Hallo liebe Hobbygärtner,

diesen Thread hol ich mal wieder hoch, weil es immer wieder in Vergessenheit gerät: Im Herbst ist die beste Zeit zum Teilen und Pflanzen von Stauden! Im Herbst ist es Zeit, __ Hosta, Phlox und Co. zu teilen und eventuell abzugeben.

Auch im örtlichen Gartencenter kann man bei den Herbst-Angeboten getrost zugreifen. Solange der Boden nicht gefroren ist, lassen sich Stauden und Gehölze problemlos versenken. Achtung aber bei Baumarktschnäppchen.

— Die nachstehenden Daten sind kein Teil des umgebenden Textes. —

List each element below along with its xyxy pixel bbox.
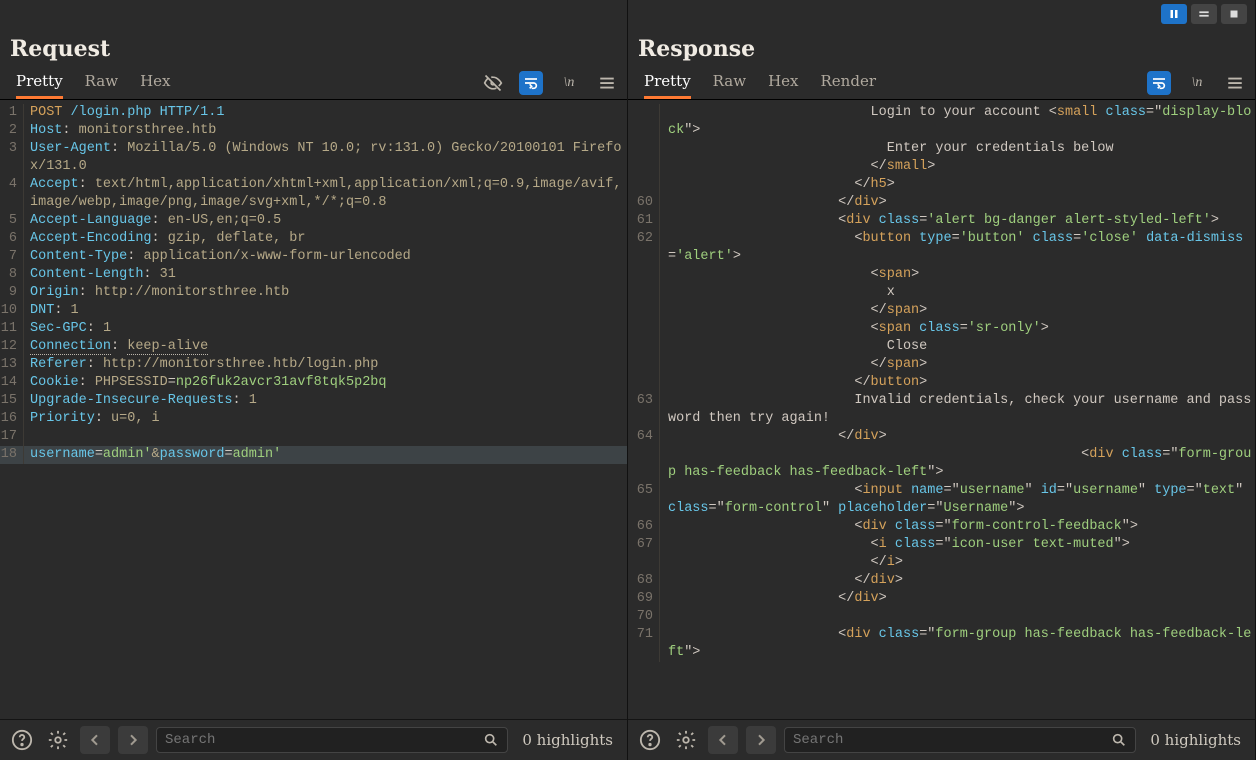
back-button[interactable] — [708, 726, 738, 754]
response-tabs: Pretty Raw Hex Render — [634, 66, 886, 99]
tab-hex[interactable]: Hex — [768, 72, 798, 99]
code-line: Close — [628, 338, 1255, 356]
tab-raw[interactable]: Raw — [713, 72, 746, 99]
code-line: 11Sec-GPC: 1 — [0, 320, 627, 338]
response-footer: 0 highlights — [628, 719, 1255, 760]
code-line: 12Connection: keep-alive — [0, 338, 627, 356]
request-panel: Request Pretty Raw Hex \n 1POST /login.php… — [0, 0, 628, 760]
tab-hex[interactable]: Hex — [140, 72, 170, 99]
wrap-lines-icon[interactable] — [519, 71, 543, 95]
newline-icon[interactable]: \n — [557, 71, 581, 95]
request-code[interactable]: 1POST /login.php HTTP/1.12Host: monitors… — [0, 100, 627, 719]
request-tabs-row: Pretty Raw Hex \n — [0, 66, 627, 100]
code-line: <span class='sr-only'> — [628, 320, 1255, 338]
code-line: 15Upgrade-Insecure-Requests: 1 — [0, 392, 627, 410]
request-search[interactable] — [156, 727, 508, 753]
code-line: 3User-Agent: Mozilla/5.0 (Windows NT 10.… — [0, 140, 627, 176]
response-search-input[interactable] — [793, 732, 1111, 748]
code-line: 60 </div> — [628, 194, 1255, 212]
code-line: 1POST /login.php HTTP/1.1 — [0, 104, 627, 122]
response-toolbar: \n — [1147, 71, 1249, 95]
request-highlight-count: 0 highlights — [516, 731, 619, 749]
code-line: </button> — [628, 374, 1255, 392]
back-button[interactable] — [80, 726, 110, 754]
response-search[interactable] — [784, 727, 1136, 753]
scan-controls — [1161, 4, 1247, 24]
code-line: 17 — [0, 428, 627, 446]
gear-icon[interactable] — [672, 726, 700, 754]
code-line: 68 </div> — [628, 572, 1255, 590]
request-search-input[interactable] — [165, 732, 483, 748]
menu-icon[interactable] — [1223, 71, 1247, 95]
code-line: 62 <button type='button' class='close' d… — [628, 230, 1255, 266]
code-line: </h5> — [628, 176, 1255, 194]
code-line: 13Referer: http://monitorsthree.htb/logi… — [0, 356, 627, 374]
code-line: 7Content-Type: application/x-www-form-ur… — [0, 248, 627, 266]
code-line: </span> — [628, 356, 1255, 374]
newline-icon[interactable]: \n — [1185, 71, 1209, 95]
tab-pretty[interactable]: Pretty — [16, 72, 63, 99]
code-line: x — [628, 284, 1255, 302]
help-icon[interactable] — [636, 726, 664, 754]
code-line: 70 — [628, 608, 1255, 626]
code-line: Login to your account <small class="disp… — [628, 104, 1255, 140]
code-line: 8Content-Length: 31 — [0, 266, 627, 284]
forward-button[interactable] — [118, 726, 148, 754]
code-line: 69 </div> — [628, 590, 1255, 608]
code-line: 64 </div> — [628, 428, 1255, 446]
tab-pretty[interactable]: Pretty — [644, 72, 691, 99]
code-line: </small> — [628, 158, 1255, 176]
code-line: 18username=admin'&password=admin' — [0, 446, 627, 464]
response-title: Response — [628, 28, 1255, 66]
response-code[interactable]: Login to your account <small class="disp… — [628, 100, 1255, 719]
code-line: 65 <input name="username" id="username" … — [628, 482, 1255, 518]
tab-raw[interactable]: Raw — [85, 72, 118, 99]
code-line: </i> — [628, 554, 1255, 572]
tab-render[interactable]: Render — [821, 72, 876, 99]
code-line: 10DNT: 1 — [0, 302, 627, 320]
gear-icon[interactable] — [44, 726, 72, 754]
code-line: </span> — [628, 302, 1255, 320]
code-line: 16Priority: u=0, i — [0, 410, 627, 428]
forward-button[interactable] — [746, 726, 776, 754]
menu-icon[interactable] — [595, 71, 619, 95]
code-line: 2Host: monitorsthree.htb — [0, 122, 627, 140]
code-line: 61 <div class='alert bg-danger alert-sty… — [628, 212, 1255, 230]
code-line: 6Accept-Encoding: gzip, deflate, br — [0, 230, 627, 248]
code-line: 71 <div class="form-group has-feedback h… — [628, 626, 1255, 662]
code-line: 5Accept-Language: en-US,en;q=0.5 — [0, 212, 627, 230]
code-line: 14Cookie: PHPSESSID=np26fuk2avcr31avf8tq… — [0, 374, 627, 392]
request-toolbar: \n — [481, 71, 621, 95]
search-icon[interactable] — [1111, 732, 1127, 748]
request-title: Request — [0, 28, 627, 66]
code-line: 4Accept: text/html,application/xhtml+xml… — [0, 176, 627, 212]
search-icon[interactable] — [483, 732, 499, 748]
request-footer: 0 highlights — [0, 719, 627, 760]
response-highlight-count: 0 highlights — [1144, 731, 1247, 749]
eye-off-icon[interactable] — [481, 71, 505, 95]
pause-button[interactable] — [1161, 4, 1187, 24]
code-line: Enter your credentials below — [628, 140, 1255, 158]
stop-button[interactable] — [1221, 4, 1247, 24]
code-line: 66 <div class="form-control-feedback"> — [628, 518, 1255, 536]
code-line: <span> — [628, 266, 1255, 284]
code-line: 63 Invalid credentials, check your usern… — [628, 392, 1255, 428]
request-tabs: Pretty Raw Hex — [6, 66, 181, 99]
help-icon[interactable] — [8, 726, 36, 754]
code-line: 9Origin: http://monitorsthree.htb — [0, 284, 627, 302]
response-tabs-row: Pretty Raw Hex Render \n — [628, 66, 1255, 100]
wrap-lines-icon[interactable] — [1147, 71, 1171, 95]
equals-button[interactable] — [1191, 4, 1217, 24]
response-panel: Response Pretty Raw Hex Render \n Login to … — [628, 0, 1256, 760]
code-line: <div class="form-group has-feedback has-… — [628, 446, 1255, 482]
code-line: 67 <i class="icon-user text-muted"> — [628, 536, 1255, 554]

Hier ist manche Pflanze leider "totgepflegt".

Passend zum Thema gibt es hier ein Bonbon: Werner löst sein Staudensortiment auf - die meisten Pflanzen in dieser Rubrik werden zum halben Preis abgegeben nach dem Motto "was weg ist, ist weg".

Gleichzeit gibt es noch 10% Rabatt auf Iris und Teichpflanzen (ausser Seerosen!).

Wer Platz für nicht winterharte Exoten hat, wird hier fündig oder hier.  Auch beim Palmenmann kann man zum Herbst ein paar schöne Schnäppchen machen.

Wenn noch jemand einen interessanten Einkaufstipp hat, immer her damit!


----------



## sexyskillz (6. Jan. 2014)

*AW: Herbstzeit ist Pflanzzeit*

Mal ne Frage, 
könnt man jetzt auch noch Pflanzen pflanzen ?

Ist ja +5 bis +7°C warm


----------



## Knoblauchkröte (6. Jan. 2014)

*AW: Herbstzeit ist Pflanzzeit*

Hi,

ja, geht auch jetzt noch. 
Man muß halt drauf achten das die Pflanzen, falls es nach dem pflanzen doch noch richtig frostig werden sollte, nicht hochfrieren (Containerstauden/-gehölze durch den Frost aus der Erde gedrückt werden und dann leichter vertrocknen)

MfG Frank


----------



## sexyskillz (6. Jan. 2014)

*AW: Herbstzeit ist Pflanzzeit*

Der Gedanke gefällt mir.

ich glaub ich werd dann nochmal ein bischen buddeln gehen.

Dann decke ich die lieber gescheit ab, wenns nochmal kalt wird.



Also allseits frohes schaffen ^^

Grüsse
Fabian


----------



## maarkus (6. Jan. 2014)

*AW: Herbstzeit ist Pflanzzeit*

Also auch in Bezug auf Wasserpflanzen?


----------



## sexyskillz (6. Jan. 2014)

*AW: Herbstzeit ist Pflanzzeit*

Ja ich hab noch ein paar grössere 2m __ Rohrkolben, die ich zu mir umsiedeln könnte.
Die kann man ja eigentlich jetzt ganz gut transportieren, wenn die langen Halme ab sind.

Im Garten würd ich "Erdenbewohner", die nicht im Wasser sind schon ordentlich verpacken, falls es nochmal kalt wird.
Aber solangs nicht beim pflanzen schon friert, sollten die überleben. 
Und es bleibt garantiert die nächsten 2 Wochen noch über 0°C


----------